This program’s apparent solution to an intractable social dilemma hasn’t been lost on county commissioner Pam Thompson, who has offered to serve as one of Alamance County’s delegates on the upcoming fact-finding mission.
“I looked all over the country for something like this,” Thompson said when she and her fellow commissioners held their latest regularly-scheduled meeting last Monday. “Why would Alamance County not want to try for something like this and be an example for the entire state?”
Compounding Thompson’s own motives to visit this site is a recent announcement from the Veterans Community Project that it intends to export its program to other parts of the country. According to a flyer that was presented to the commissioners, the organization is currently looking for eight sites to set up expansion villages – an opportunity that Thompson insisted Alamance County should seize if it really is serious about taking care of its vets.
The board of commissioners ultimately agreed to send Thompson to Kansas City during the first week of August along with Alamance County’s manager Bryan Hagood and Tammy Crawford, the director of the county’s veterans services office. The commissioners also allocated $2,216 to cover the trio’s travel expenses as they scout out the program in Kansas City in the hope of establishing something similar back home in Alamance County.
The summative word on the matter was ultimately uttered by commissioner Craig Turner, who is himself a veteran of the U.S. Navy.

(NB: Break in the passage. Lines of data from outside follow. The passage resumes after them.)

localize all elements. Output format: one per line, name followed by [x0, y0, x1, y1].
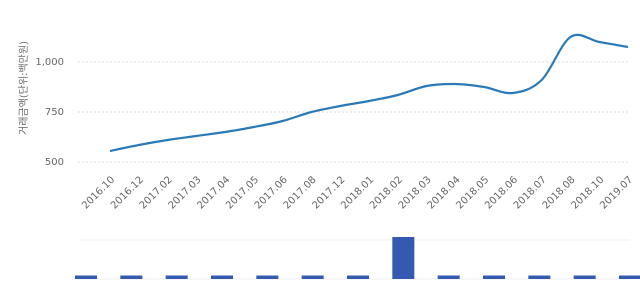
bar: [75, 275, 97, 279]
bar: [256, 275, 279, 279]
bar: [483, 275, 505, 279]
bar: [120, 275, 143, 279]
bar: [392, 237, 415, 279]
bar: [437, 275, 460, 279]
bar: [573, 275, 596, 279]
y-tick-label: 750: [45, 107, 64, 118]
bar: [301, 275, 324, 279]
bar: [528, 275, 551, 279]
y-axis-label: 거래금액(단위:백만원): [17, 41, 30, 135]
bar: [211, 275, 233, 279]
bar: [619, 275, 640, 279]
bar: [165, 275, 188, 279]
y-tick-label: 1,000: [35, 57, 64, 68]
bar: [347, 275, 369, 279]
y-tick-label: 500: [45, 157, 64, 168]
line: [109, 33, 629, 153]
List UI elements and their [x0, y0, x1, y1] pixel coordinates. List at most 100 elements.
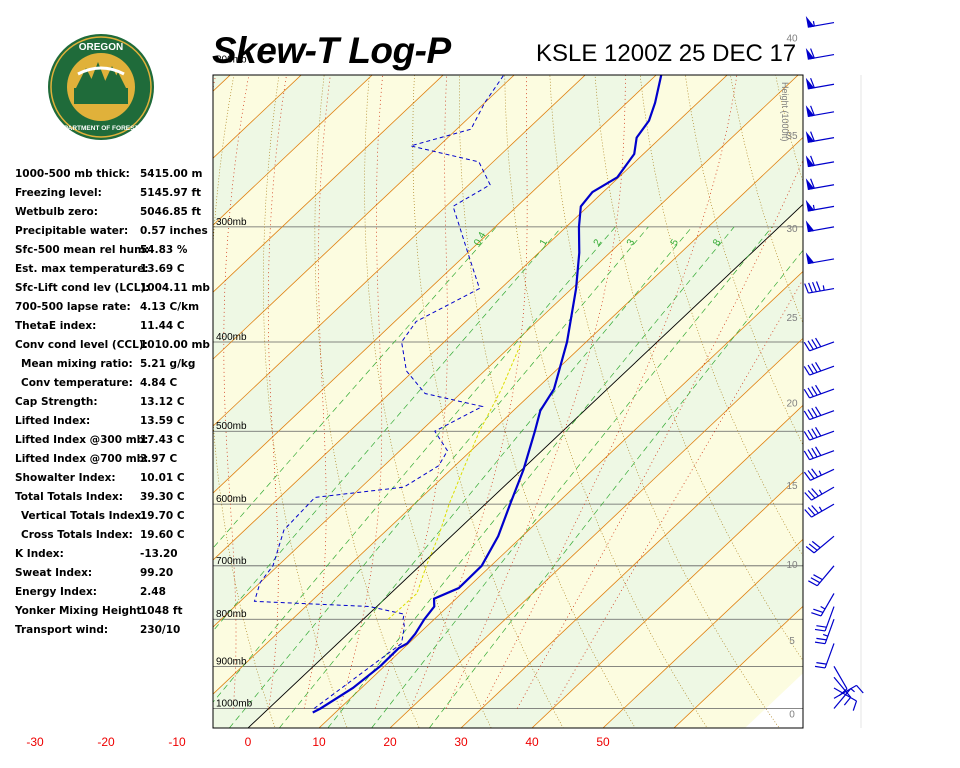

“If we’re going to do this, let’s do it right,” Turner told his fellow commissioners. “Let’s have some property in mind.”
Although Thompson tried to abstain from the board’s subsequent vote, she was nevertheless included in the board’s unanimous decision in favor of the travel request. John Paisley, Jr., the chairman of Alamance County’s commissioners, insisted that Thompson should be counted with the rest of board.